Parametric Velocity Synthetic Aperture Radar: Multilook Processing and Its Applications

Abstract

Based on a parametric model and some optimum methods, it has been previously proved that parametric velocity synthetic aperture radar (VSAR) may improve the performances of moving target detection and parameter estimation simultaneously. In this paper, multilook processing is studied for parametric VSAR. At first, statistical signal models are established for azimuth multilook processing (AMLP) and range multilook processing (RMLP), respectively.
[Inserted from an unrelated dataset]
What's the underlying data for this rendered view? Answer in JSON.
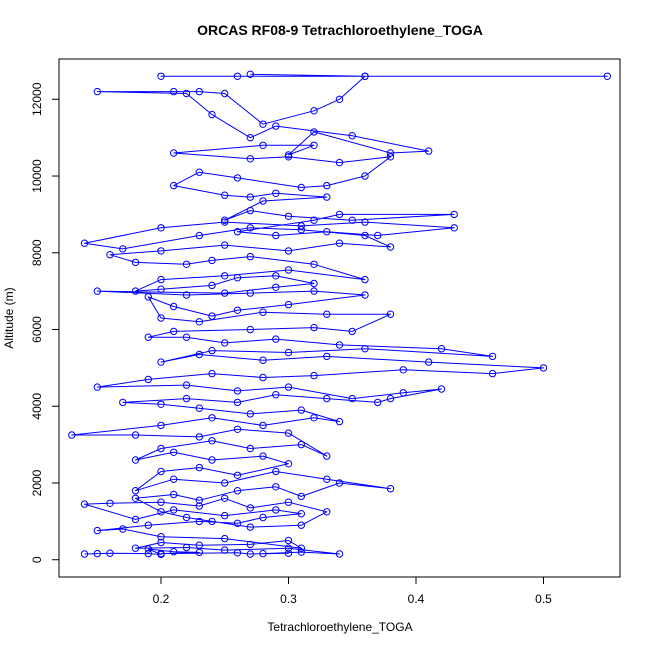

By combining the multiple AMLP sublook pixel vectors, it is shown that the clutter parameter estimation accuracy can be further improved via the maximum-likelihood estimation methods. Meanwhile, based on the adaptive implementation for the optimum processing of VSAR, RMLP can be used to improve slowly moving target detection performance via the noncoherent integration of multiple range sublooks. Furthermore, it is shown that the Doppler frequencies of moving targets vary linearly with different range sublooks due to the different carrier frequencies of sublooks. Therefore, based on a proposed novel two-step multilook diversity (TS-MLD) estimator for RMLP, the "azimuth location ambiguity" of VSAR can be well resolved via least squares linear regression, without configuration change of the conventional VSAR. Also, the estimation accuracy of target's unambiguous Doppler frequency, as well as target's azimuth location, is derived for the proposed TS-MLD method. Finally, numerical experiments and scene simulations are provided to demonstrate the effectiveness of the proposed multilook-based methods.